Bovenwettelijke eisen
HAK zetelt met zijn hoofdkantoor al vanaf de oprichting in Giessen. De fabriek is de laatste jaren aanzienlijk uitgebreid. Daarnaast is in 2017 HAK Fresh in Den Bosch opgestart en heeft HAK een eigen organisatie in Duitsland gerealiseerd. Totaal zijn er 200 mensen werkzaam waarvan er tien dagelijks de boontjes, bieten en andere producten proeven én keuren op zoet, zuur en muf. “Mocht de appelmoes een keertje niet HAK-waardig zijn, dan gaat die naar de voedselbank, mits het voedselveilig is” zegt Timo Hoogeboom.

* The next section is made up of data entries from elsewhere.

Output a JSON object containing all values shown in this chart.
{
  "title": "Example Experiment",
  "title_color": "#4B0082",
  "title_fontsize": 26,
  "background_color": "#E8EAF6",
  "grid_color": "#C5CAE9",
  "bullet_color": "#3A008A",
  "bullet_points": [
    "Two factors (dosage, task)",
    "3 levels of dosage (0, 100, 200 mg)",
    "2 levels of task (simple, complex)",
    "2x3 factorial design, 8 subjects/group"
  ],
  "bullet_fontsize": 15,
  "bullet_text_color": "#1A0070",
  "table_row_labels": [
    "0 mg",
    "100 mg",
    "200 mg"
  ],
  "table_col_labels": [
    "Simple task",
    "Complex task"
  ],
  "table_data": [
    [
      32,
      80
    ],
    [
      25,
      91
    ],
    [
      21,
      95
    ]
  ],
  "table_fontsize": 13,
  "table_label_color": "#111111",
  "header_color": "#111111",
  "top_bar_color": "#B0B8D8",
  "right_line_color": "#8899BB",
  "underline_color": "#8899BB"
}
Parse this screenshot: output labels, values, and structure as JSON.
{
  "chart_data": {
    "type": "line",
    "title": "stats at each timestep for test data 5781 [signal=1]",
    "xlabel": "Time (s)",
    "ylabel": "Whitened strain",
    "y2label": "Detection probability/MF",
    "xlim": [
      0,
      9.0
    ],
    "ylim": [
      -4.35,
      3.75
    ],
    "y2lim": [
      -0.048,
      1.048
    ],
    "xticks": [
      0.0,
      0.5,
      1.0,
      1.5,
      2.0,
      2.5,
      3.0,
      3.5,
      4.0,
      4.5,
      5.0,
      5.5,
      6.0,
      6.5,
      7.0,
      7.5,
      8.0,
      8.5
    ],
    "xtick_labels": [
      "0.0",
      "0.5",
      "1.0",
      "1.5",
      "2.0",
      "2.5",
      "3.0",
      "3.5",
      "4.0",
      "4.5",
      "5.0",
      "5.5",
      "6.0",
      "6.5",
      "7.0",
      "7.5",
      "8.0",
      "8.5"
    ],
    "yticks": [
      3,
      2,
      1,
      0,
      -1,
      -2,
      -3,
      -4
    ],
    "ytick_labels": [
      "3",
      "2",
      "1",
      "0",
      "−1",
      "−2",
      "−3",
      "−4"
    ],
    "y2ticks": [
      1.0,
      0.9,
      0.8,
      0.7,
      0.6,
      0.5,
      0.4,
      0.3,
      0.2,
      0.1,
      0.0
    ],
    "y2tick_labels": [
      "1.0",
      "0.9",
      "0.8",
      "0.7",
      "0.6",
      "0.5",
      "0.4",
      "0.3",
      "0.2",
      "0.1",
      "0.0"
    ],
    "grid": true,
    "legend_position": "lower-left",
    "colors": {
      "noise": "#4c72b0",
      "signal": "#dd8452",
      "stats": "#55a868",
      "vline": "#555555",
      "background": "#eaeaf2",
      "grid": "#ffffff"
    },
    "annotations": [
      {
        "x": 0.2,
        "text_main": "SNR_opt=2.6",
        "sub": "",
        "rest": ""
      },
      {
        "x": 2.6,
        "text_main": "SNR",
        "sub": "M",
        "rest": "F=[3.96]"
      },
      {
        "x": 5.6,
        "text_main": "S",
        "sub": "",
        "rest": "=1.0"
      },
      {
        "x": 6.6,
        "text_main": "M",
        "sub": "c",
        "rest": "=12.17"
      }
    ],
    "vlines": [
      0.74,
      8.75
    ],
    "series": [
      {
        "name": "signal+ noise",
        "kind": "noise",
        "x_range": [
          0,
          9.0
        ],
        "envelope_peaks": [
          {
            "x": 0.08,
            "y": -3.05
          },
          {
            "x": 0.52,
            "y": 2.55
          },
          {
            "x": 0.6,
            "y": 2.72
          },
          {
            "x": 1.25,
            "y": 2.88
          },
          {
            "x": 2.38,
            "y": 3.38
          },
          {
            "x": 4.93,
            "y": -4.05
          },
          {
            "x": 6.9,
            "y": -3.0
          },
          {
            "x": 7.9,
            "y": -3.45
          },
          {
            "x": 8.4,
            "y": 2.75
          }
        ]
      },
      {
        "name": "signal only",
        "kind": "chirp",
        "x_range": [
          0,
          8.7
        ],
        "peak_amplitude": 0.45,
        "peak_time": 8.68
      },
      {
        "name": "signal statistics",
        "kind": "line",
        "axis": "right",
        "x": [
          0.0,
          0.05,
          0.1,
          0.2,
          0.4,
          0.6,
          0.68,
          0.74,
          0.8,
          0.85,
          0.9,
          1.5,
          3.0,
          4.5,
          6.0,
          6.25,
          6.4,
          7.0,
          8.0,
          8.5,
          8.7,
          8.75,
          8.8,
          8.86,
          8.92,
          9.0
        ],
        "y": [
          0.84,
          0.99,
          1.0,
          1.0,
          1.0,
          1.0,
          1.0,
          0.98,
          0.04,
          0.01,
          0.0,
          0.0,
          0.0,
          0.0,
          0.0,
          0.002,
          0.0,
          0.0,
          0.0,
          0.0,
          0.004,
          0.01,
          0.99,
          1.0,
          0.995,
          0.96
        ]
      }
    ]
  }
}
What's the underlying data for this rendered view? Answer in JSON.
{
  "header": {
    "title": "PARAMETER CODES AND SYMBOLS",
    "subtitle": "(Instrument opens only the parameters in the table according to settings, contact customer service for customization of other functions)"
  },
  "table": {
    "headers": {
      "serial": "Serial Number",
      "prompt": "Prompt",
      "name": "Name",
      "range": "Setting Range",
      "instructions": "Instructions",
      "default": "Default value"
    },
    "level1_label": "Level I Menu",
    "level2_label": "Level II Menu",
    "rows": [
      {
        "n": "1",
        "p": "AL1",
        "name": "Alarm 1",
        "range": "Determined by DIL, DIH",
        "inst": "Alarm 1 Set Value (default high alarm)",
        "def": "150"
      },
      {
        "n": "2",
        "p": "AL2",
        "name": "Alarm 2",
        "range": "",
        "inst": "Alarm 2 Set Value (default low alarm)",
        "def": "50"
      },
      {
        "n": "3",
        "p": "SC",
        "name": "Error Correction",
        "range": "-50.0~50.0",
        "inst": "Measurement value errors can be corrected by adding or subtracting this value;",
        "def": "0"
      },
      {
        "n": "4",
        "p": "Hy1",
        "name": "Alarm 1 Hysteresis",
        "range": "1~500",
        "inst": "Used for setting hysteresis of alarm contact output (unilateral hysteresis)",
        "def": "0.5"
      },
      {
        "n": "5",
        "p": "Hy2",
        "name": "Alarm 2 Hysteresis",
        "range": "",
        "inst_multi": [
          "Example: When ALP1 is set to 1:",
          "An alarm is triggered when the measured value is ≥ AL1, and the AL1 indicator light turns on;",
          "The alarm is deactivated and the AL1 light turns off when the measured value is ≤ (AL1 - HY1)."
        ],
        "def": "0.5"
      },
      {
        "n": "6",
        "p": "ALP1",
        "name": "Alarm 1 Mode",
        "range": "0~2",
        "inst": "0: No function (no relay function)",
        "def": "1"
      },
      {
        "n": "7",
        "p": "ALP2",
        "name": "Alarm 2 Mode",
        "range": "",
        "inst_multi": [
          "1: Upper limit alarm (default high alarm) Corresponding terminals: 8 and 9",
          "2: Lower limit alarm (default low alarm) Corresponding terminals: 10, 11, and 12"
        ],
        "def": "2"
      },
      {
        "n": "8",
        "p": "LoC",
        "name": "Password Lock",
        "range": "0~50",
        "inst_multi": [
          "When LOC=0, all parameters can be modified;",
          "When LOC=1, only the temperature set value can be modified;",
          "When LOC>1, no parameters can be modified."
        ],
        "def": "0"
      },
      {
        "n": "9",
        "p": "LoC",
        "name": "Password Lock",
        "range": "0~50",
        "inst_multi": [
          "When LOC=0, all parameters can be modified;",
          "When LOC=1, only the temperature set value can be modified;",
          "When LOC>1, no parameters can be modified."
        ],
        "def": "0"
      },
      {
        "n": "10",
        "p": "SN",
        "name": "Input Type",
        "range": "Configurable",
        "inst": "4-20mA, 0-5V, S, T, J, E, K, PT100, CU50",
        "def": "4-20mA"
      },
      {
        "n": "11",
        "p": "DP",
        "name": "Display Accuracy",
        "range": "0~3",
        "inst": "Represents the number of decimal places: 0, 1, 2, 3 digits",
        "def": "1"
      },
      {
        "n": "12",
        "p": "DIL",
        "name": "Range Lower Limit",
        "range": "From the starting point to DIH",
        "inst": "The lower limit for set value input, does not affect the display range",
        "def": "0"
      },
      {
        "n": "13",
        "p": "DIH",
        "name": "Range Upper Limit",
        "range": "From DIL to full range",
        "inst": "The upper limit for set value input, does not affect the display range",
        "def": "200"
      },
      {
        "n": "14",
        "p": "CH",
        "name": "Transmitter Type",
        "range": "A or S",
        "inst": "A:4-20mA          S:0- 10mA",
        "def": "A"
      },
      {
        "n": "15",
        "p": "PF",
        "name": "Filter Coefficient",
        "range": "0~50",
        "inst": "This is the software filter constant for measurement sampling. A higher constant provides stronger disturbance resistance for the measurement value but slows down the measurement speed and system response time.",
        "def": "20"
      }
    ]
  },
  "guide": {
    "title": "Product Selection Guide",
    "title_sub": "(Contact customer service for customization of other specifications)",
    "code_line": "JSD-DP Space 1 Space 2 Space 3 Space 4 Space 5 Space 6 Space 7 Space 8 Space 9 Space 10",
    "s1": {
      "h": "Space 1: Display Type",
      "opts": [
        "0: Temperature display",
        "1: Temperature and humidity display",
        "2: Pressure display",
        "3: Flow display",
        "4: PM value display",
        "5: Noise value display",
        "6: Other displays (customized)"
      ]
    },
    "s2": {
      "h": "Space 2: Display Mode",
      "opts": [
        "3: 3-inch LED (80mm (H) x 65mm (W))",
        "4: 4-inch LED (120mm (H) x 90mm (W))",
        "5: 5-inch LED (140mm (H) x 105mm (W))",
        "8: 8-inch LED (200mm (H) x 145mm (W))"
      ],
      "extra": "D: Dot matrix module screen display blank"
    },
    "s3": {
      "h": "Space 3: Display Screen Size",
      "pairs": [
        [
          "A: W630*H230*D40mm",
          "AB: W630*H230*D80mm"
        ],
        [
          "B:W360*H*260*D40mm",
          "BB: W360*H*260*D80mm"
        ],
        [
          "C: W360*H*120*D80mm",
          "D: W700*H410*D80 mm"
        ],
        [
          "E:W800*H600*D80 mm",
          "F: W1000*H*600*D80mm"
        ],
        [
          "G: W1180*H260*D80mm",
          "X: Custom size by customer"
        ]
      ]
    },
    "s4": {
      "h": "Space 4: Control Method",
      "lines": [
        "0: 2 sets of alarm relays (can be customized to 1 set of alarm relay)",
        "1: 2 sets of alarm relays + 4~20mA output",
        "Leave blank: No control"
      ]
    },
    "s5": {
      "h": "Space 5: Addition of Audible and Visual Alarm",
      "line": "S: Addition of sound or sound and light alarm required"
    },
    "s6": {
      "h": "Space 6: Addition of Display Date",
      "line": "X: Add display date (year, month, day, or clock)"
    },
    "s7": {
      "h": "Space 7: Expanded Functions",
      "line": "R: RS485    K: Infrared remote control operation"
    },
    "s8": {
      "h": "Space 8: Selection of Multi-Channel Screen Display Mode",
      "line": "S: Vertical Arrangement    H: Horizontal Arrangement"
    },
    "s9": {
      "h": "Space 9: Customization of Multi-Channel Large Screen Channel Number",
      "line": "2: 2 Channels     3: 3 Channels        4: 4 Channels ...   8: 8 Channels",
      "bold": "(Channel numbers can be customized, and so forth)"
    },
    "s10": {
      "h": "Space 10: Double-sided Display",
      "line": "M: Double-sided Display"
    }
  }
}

Piet Hartman is zoals altijd kritisch, nieuwsgierig en recht voor zijn raap. In zijn maandelijkse columns stelde hij al eens de afvalberg in Werkendam ter discussie, werpt hij zijn licht op zaken als de landelijke verkiezingen, geeft hij de lezer soms een inkijkje in zijn eigen persoonlijke leven en wil hij mensen wakker schudden als iets in zijn ogen ontspoort. Zo ook vanmiddag. Hij voelt de CEO van HAK aan de tand over de samenwerking met de telers en het beleid van HAK ten aanzien van duurzaamheid. Sinds kort zitten er namelijk stickers op de potten van HAK met de tekst ‘On the way to PlanetProof’.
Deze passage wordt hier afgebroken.